Ouders zijn het verplicht zich actief bezig te houden met de wensenhuishouding van hun kind. Alleen maar ja zeggen tegen hun kinderen doet hen uiteindelijk geen goed, hoewel deze daar zelf anders over zullen denken. Natuurlijk willen die kinderen geen nee horen. Dat laat echter onverlet dat het negatieve antwoord een substantieel onderdeel is van een opvoeding. Stel, een kind wil elke dag chocoladepasta op zijn brood. Zijn gebit is erbij gebaat dat zijn ouders dit niet dagelijks toestaan (dus moet hij ook regelmatig een boterham met worst eten).
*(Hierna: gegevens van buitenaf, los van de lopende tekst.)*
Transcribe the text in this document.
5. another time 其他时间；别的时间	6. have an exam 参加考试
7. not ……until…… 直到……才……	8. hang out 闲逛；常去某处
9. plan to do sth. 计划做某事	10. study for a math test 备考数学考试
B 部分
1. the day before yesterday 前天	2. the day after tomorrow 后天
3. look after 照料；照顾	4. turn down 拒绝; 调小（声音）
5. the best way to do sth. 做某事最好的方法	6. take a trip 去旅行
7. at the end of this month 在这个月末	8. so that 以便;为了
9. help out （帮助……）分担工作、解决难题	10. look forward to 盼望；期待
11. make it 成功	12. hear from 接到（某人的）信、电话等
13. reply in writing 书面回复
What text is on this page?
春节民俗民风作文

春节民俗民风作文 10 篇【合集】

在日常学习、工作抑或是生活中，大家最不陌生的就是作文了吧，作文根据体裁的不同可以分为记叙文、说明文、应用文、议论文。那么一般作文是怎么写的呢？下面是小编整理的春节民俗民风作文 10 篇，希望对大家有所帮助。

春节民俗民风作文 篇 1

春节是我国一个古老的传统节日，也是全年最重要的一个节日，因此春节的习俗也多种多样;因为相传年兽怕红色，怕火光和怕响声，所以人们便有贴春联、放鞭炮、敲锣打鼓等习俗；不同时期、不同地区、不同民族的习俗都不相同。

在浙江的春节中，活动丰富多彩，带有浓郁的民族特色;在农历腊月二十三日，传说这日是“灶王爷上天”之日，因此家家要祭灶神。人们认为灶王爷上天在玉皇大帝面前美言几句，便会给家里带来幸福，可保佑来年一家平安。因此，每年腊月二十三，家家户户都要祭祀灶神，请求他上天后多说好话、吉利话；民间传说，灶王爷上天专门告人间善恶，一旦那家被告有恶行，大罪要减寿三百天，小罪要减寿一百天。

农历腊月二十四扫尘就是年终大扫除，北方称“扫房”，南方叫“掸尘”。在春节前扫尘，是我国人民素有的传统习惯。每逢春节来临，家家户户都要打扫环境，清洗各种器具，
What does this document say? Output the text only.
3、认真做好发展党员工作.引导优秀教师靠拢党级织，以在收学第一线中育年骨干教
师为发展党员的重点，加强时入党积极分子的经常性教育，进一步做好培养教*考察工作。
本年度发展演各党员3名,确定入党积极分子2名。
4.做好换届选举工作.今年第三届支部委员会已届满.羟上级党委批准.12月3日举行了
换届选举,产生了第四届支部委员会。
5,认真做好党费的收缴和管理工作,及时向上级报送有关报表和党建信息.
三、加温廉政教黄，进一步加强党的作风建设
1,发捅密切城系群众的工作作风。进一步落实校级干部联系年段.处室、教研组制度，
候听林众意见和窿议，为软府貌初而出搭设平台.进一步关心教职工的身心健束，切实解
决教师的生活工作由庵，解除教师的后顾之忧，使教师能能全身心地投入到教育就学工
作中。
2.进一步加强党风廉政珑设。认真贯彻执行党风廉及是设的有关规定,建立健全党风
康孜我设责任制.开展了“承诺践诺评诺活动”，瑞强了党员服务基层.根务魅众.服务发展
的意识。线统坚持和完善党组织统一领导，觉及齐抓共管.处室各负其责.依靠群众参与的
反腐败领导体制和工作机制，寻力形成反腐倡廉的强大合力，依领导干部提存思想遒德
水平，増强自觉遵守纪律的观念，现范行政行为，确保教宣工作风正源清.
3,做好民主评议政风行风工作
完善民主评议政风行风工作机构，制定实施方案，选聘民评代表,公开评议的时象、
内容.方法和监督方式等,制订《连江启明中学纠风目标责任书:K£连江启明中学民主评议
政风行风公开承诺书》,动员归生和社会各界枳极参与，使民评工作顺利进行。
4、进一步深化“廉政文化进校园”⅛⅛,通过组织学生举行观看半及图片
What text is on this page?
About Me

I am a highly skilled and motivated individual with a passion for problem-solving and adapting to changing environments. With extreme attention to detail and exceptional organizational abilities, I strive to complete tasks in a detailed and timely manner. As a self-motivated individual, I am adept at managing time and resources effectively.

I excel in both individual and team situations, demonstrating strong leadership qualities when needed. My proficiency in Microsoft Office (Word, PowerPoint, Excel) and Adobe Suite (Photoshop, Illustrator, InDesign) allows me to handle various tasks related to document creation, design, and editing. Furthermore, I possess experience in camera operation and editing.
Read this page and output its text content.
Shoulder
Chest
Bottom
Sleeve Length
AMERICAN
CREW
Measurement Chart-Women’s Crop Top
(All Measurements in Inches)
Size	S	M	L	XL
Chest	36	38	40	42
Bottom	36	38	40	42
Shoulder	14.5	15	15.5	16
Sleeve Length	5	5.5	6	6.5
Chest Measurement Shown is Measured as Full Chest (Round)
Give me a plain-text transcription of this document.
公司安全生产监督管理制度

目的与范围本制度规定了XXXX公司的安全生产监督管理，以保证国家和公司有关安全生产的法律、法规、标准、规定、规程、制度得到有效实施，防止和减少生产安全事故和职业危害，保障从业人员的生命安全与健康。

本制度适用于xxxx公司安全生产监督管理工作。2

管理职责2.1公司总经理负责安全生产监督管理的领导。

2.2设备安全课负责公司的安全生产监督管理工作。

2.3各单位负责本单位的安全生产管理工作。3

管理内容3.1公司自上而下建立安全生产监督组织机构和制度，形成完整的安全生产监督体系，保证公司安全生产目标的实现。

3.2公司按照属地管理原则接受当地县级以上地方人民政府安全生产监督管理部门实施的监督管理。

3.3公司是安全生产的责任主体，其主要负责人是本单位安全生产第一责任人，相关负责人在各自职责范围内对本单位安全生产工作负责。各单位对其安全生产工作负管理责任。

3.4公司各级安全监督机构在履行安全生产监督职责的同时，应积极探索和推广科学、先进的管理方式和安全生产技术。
Maar nog veel belangrijker is dat hem zo langzaam een besef wordt bijgebracht wat goed voor hem is en wat niet. Hij leert met andere woorden reliëf aan te brengen in zijn wensen: de ene is wel nastrevenswaardig, de ander niet.

De stijl van opvoeden bepaalt in belangrijke mate hoe iemand wordt. Wie wordt grootgebracht door ja-zeggers heeft een grote kans uit te groeien tot iemand die al zijn wensen even serieus neemt. In de filosofie heet dit menstype de hedonist. Omdat hij genot als hoogste beginsel beschouwt (‘hèdonè’ is Grieks voor genot), is het bestaan voor hem een aaneenschakeling van kicks – en alles wat genot oplevert is daardoor in gelijke mate nastrevenswaardig. Op het eerste gezicht bezit deze zorgeloze behoeftebevrediging een zekere aantrekkingskracht, maar al snel blijkt dat de genietingen hun glans verliezen. Ze zijn onderhevig aan inflatie. Dat komt doordat ze niet zijn ingepast in een groter zingevend kader. Ze dienen geen hoger doel dan genot.
Als hedonisme een problematische levensstijl is dan ligt het voor de hand je kind flink kort te houden tijdens zijn opvoeding. Geen ja maar nee zeggen tegen zijn behoeften. Toch is het zeer de vraag of ascetisme, het fotonegatief van hedonisme, een serieus alternatief is. Deze benadering wijst behoeften radiaal af, zet de mens als het ware permanent op rantsoen.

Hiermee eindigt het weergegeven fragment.